My original problem is given $X_i\sim^{iid}U[0,1]$, find $$\lim_{n \rightarrow \infty} (X_1X_2 \cdots X_n)^{1/n} = \lim_{n \rightarrow \infty} (\prod_{i=1}^{n} X_i)^{1/n}$$
Well, $$\lim_{n \rightarrow \infty} (X_1X_2 \cdots X_n)^{1/n} = \lim_{n \rightarrow \infty} (\prod_{i=1}^{n} X_i)^{1/n} = \lim_{n \rightarrow \infty} \exp\{\frac{1}{n}\sum_{i=1}^{n} \log(X_i)\}$$ I'm thinking of using the weak law of large numbers.

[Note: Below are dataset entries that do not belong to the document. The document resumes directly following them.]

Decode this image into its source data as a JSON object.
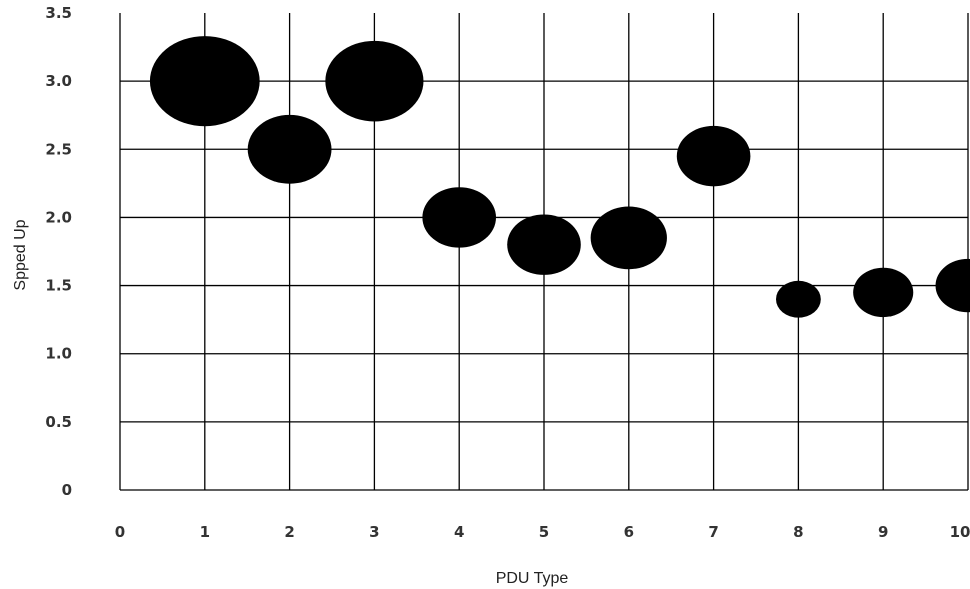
{
  "chart_data": {
    "type": "scatter",
    "title": "",
    "xlabel": "PDU Type",
    "ylabel": "Spped Up",
    "xlim": [
      0,
      10
    ],
    "ylim": [
      0,
      3.5
    ],
    "x_ticks": [
      "0",
      "1",
      "2",
      "3",
      "4",
      "5",
      "6",
      "7",
      "8",
      "9",
      "10"
    ],
    "y_ticks": [
      "0",
      "0.5",
      "1.0",
      "1.5",
      "2.0",
      "2.5",
      "3.0",
      "3.5"
    ],
    "grid": true,
    "legend": "none",
    "marker_color": "#000000",
    "points": [
      {
        "x": 1,
        "y": 3.0,
        "size": 6
      },
      {
        "x": 2,
        "y": 2.5,
        "size": 3.5
      },
      {
        "x": 3,
        "y": 3.0,
        "size": 4.8
      },
      {
        "x": 4,
        "y": 2.0,
        "size": 2.7
      },
      {
        "x": 5,
        "y": 1.8,
        "size": 2.7
      },
      {
        "x": 6,
        "y": 1.85,
        "size": 2.9
      },
      {
        "x": 7,
        "y": 2.45,
        "size": 2.7
      },
      {
        "x": 8,
        "y": 1.4,
        "size": 1
      },
      {
        "x": 9,
        "y": 1.45,
        "size": 1.8
      },
      {
        "x": 10,
        "y": 1.5,
        "size": 2.1
      }
    ]
  }
}
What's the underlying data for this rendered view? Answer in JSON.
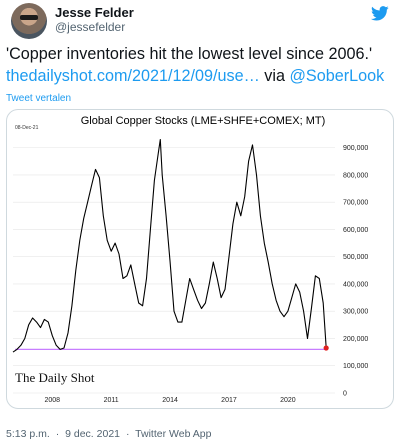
{
  "author": {
    "name": "Jesse Felder",
    "handle": "@jessefelder"
  },
  "tweet": {
    "text": "'Copper inventories hit the lowest level since 2006.'",
    "link": "thedailyshot.com/2021/12/09/use…",
    "via_word": "via",
    "mention": "@SoberLook",
    "translate_label": "Tweet vertalen"
  },
  "meta": {
    "time": "5:13 p.m.",
    "separator": "·",
    "date": "9 dec. 2021",
    "source": "Twitter Web App"
  },
  "icons": {
    "twitter": "twitter-bird-icon"
  },
  "colors": {
    "link": "#1d9bf0",
    "series": "#000000",
    "reference_line": "#c77dff",
    "end_marker": "#e02020"
  },
  "chart_data": {
    "type": "line",
    "title": "Global Copper Stocks (LME+SHFE+COMEX;   MT)",
    "date_stamp": "08-Dec-21",
    "watermark": "The Daily Shot",
    "x_ticks": [
      "2008",
      "2011",
      "2014",
      "2017",
      "2020"
    ],
    "y_ticks": [
      "0",
      "100,000",
      "200,000",
      "300,000",
      "400,000",
      "500,000",
      "600,000",
      "700,000",
      "800,000",
      "900,000"
    ],
    "xlim": [
      2006.0,
      2022.4
    ],
    "ylim": [
      0,
      950000
    ],
    "grid": "horizontal",
    "series": [
      {
        "x": [
          2006.0,
          2006.2,
          2006.4,
          2006.6,
          2006.8,
          2007.0,
          2007.2,
          2007.4,
          2007.6,
          2007.8,
          2008.0,
          2008.2,
          2008.4,
          2008.6,
          2008.8,
          2009.0,
          2009.2,
          2009.4,
          2009.6,
          2009.8,
          2010.0,
          2010.2,
          2010.4,
          2010.6,
          2010.8,
          2011.0,
          2011.2,
          2011.4,
          2011.6,
          2011.8,
          2012.0,
          2012.2,
          2012.4,
          2012.6,
          2012.8,
          2013.0,
          2013.2,
          2013.4,
          2013.5,
          2013.6,
          2013.8,
          2014.0,
          2014.2,
          2014.4,
          2014.6,
          2014.8,
          2015.0,
          2015.2,
          2015.4,
          2015.6,
          2015.8,
          2016.0,
          2016.2,
          2016.4,
          2016.6,
          2016.8,
          2017.0,
          2017.2,
          2017.4,
          2017.6,
          2017.8,
          2018.0,
          2018.2,
          2018.4,
          2018.6,
          2018.8,
          2019.0,
          2019.2,
          2019.4,
          2019.6,
          2019.8,
          2020.0,
          2020.2,
          2020.4,
          2020.6,
          2020.8,
          2021.0,
          2021.2,
          2021.4,
          2021.6,
          2021.8,
          2021.95
        ],
        "y": [
          150000,
          160000,
          175000,
          200000,
          250000,
          275000,
          260000,
          240000,
          270000,
          260000,
          210000,
          175000,
          160000,
          165000,
          220000,
          320000,
          450000,
          560000,
          640000,
          700000,
          760000,
          820000,
          790000,
          650000,
          560000,
          520000,
          550000,
          510000,
          420000,
          430000,
          470000,
          400000,
          330000,
          320000,
          420000,
          600000,
          780000,
          880000,
          930000,
          800000,
          650000,
          480000,
          300000,
          260000,
          260000,
          340000,
          420000,
          380000,
          340000,
          310000,
          330000,
          400000,
          480000,
          420000,
          350000,
          380000,
          500000,
          620000,
          700000,
          650000,
          720000,
          850000,
          910000,
          800000,
          650000,
          550000,
          480000,
          400000,
          340000,
          300000,
          280000,
          300000,
          350000,
          400000,
          370000,
          300000,
          200000,
          310000,
          430000,
          420000,
          330000,
          165000
        ]
      }
    ],
    "reference_value": 160000
  }
}
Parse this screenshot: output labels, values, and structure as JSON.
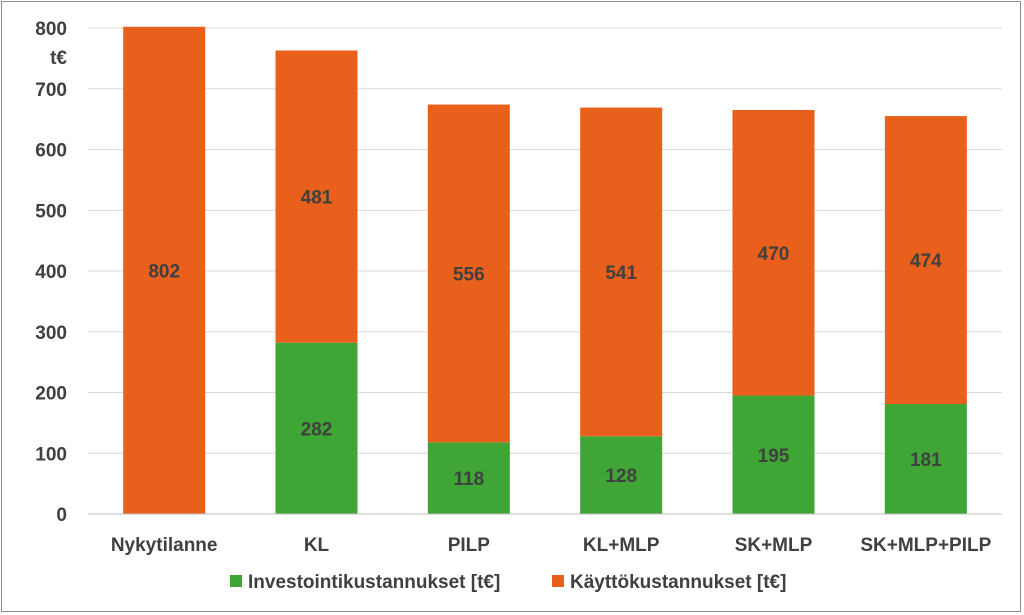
{
  "chart_data": {
    "type": "bar",
    "stacked": true,
    "categories": [
      "Nykytilanne",
      "KL",
      "PILP",
      "KL+MLP",
      "SK+MLP",
      "SK+MLP+PILP"
    ],
    "series": [
      {
        "name": "Investointikustannukset [t€]",
        "color": "#3fa535",
        "values": [
          0,
          282,
          118,
          128,
          195,
          181
        ],
        "labels": [
          "",
          "282",
          "118",
          "128",
          "195",
          "181"
        ]
      },
      {
        "name": "Käyttökustannukset [t€]",
        "color": "#e8601c",
        "values": [
          802,
          481,
          556,
          541,
          470,
          474
        ],
        "labels": [
          "802",
          "481",
          "556",
          "541",
          "470",
          "474"
        ]
      }
    ],
    "yticks": [
      "0",
      "100",
      "200",
      "300",
      "400",
      "500",
      "600",
      "700",
      "800"
    ],
    "ylim": [
      0,
      800
    ],
    "y_unit": "t€",
    "grid": true,
    "legend_position": "bottom"
  }
}
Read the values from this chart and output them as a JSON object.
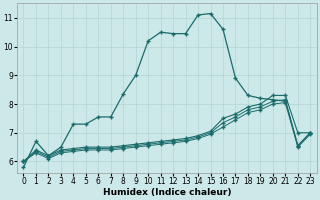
{
  "xlabel": "Humidex (Indice chaleur)",
  "bg_color": "#cde8e8",
  "grid_color": "#b8d8d8",
  "line_color": "#1a6b6b",
  "xlim": [
    -0.5,
    23.5
  ],
  "ylim": [
    5.6,
    11.5
  ],
  "xticks": [
    0,
    1,
    2,
    3,
    4,
    5,
    6,
    7,
    8,
    9,
    10,
    11,
    12,
    13,
    14,
    15,
    16,
    17,
    18,
    19,
    20,
    21,
    22,
    23
  ],
  "yticks": [
    6,
    7,
    8,
    9,
    10,
    11
  ],
  "line1_x": [
    0,
    1,
    2,
    3,
    4,
    5,
    6,
    7,
    8,
    9,
    10,
    11,
    12,
    13,
    14,
    15,
    16,
    17,
    18,
    19,
    20,
    21,
    22,
    23
  ],
  "line1_y": [
    5.8,
    6.7,
    6.2,
    6.5,
    7.3,
    7.3,
    7.55,
    7.55,
    8.35,
    9.0,
    10.2,
    10.5,
    10.45,
    10.45,
    11.1,
    11.15,
    10.6,
    8.9,
    8.3,
    8.2,
    8.15,
    8.1,
    6.55,
    7.0
  ],
  "line2_x": [
    0,
    1,
    2,
    3,
    4,
    5,
    6,
    7,
    8,
    9,
    10,
    11,
    12,
    13,
    14,
    15,
    16,
    17,
    18,
    19,
    20,
    21,
    22,
    23
  ],
  "line2_y": [
    6.0,
    6.4,
    6.2,
    6.4,
    6.45,
    6.5,
    6.5,
    6.5,
    6.55,
    6.6,
    6.65,
    6.7,
    6.75,
    6.8,
    6.9,
    7.05,
    7.5,
    7.65,
    7.9,
    8.0,
    8.3,
    8.3,
    7.0,
    7.0
  ],
  "line3_x": [
    0,
    1,
    2,
    3,
    4,
    5,
    6,
    7,
    8,
    9,
    10,
    11,
    12,
    13,
    14,
    15,
    16,
    17,
    18,
    19,
    20,
    21,
    22,
    23
  ],
  "line3_y": [
    6.0,
    6.35,
    6.15,
    6.35,
    6.4,
    6.45,
    6.45,
    6.45,
    6.5,
    6.55,
    6.6,
    6.65,
    6.7,
    6.75,
    6.85,
    7.0,
    7.35,
    7.55,
    7.8,
    7.9,
    8.1,
    8.15,
    6.55,
    7.0
  ],
  "line4_x": [
    0,
    1,
    2,
    3,
    4,
    5,
    6,
    7,
    8,
    9,
    10,
    11,
    12,
    13,
    14,
    15,
    16,
    17,
    18,
    19,
    20,
    21,
    22,
    23
  ],
  "line4_y": [
    6.0,
    6.3,
    6.1,
    6.3,
    6.35,
    6.4,
    6.4,
    6.4,
    6.45,
    6.5,
    6.55,
    6.6,
    6.65,
    6.7,
    6.8,
    6.95,
    7.2,
    7.45,
    7.7,
    7.8,
    8.0,
    8.05,
    6.5,
    6.95
  ]
}
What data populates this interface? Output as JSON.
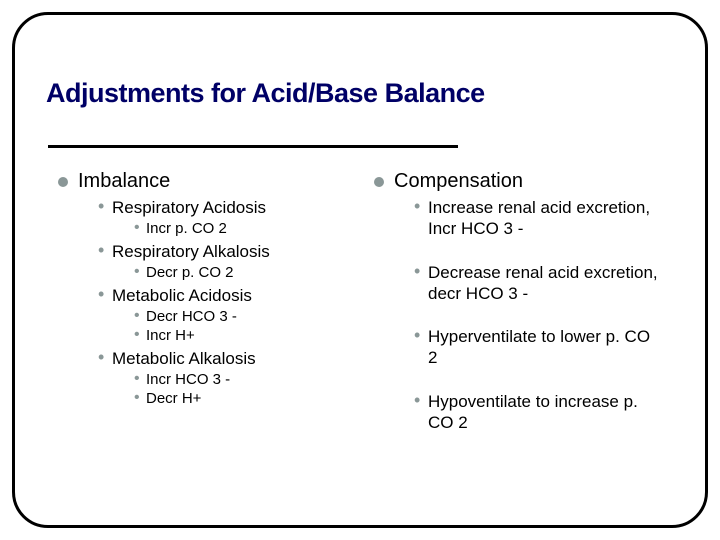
{
  "title": "Adjustments for Acid/Base Balance",
  "left": {
    "heading": "Imbalance",
    "items": [
      {
        "text": "Respiratory Acidosis",
        "sub": [
          "Incr p. CO 2"
        ]
      },
      {
        "text": "Respiratory Alkalosis",
        "sub": [
          "Decr p. CO 2"
        ]
      },
      {
        "text": "Metabolic Acidosis",
        "sub": [
          "Decr HCO 3 -",
          "Incr H+"
        ]
      },
      {
        "text": "Metabolic Alkalosis",
        "sub": [
          "Incr HCO 3 -",
          "Decr H+"
        ]
      }
    ]
  },
  "right": {
    "heading": "Compensation",
    "items": [
      {
        "text": "Increase renal acid excretion, Incr HCO 3 -"
      },
      {
        "text": "Decrease renal acid excretion, decr HCO 3 -"
      },
      {
        "text": "Hyperventilate to lower p. CO 2"
      },
      {
        "text": "Hypoventilate to increase p. CO 2"
      }
    ]
  },
  "colors": {
    "title": "#000066",
    "bullet": "#8a9797",
    "frame": "#000000"
  }
}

So, I would like to compute $$E(\log(X_i))=\int^1_0 \log(x)\ dx$$
However, I'm supposed to be using the Lebesgue integral, and the only theorem that I know of that ensures me the Lebesgue integral will be equal to the improper Riemann integral is when the latter ($\int f \, dx$) exists and $f$ is non-negative, which is not my case $\because \log(x) < 0 \ \forall x \in (0,1)$
Therefore, what other theorems could ensure me that improper Riemann integral is the same as the Lebesgue integral?
Any help would be appreciated.
$−\log{x}$ is non-negative, and the integral is linear.
In general, a function $f$ is Lebesgue-integrable on $X$ when it has an improper Riemann integral on $X$, and the (Lebesgue-)integrals of the positive and negative parts of $f$ are finite; this can be expressed as "$f$ is measurable and $\int_X \lvert f \rvert<\infty$", if I'm not forgetting some stupid special cases.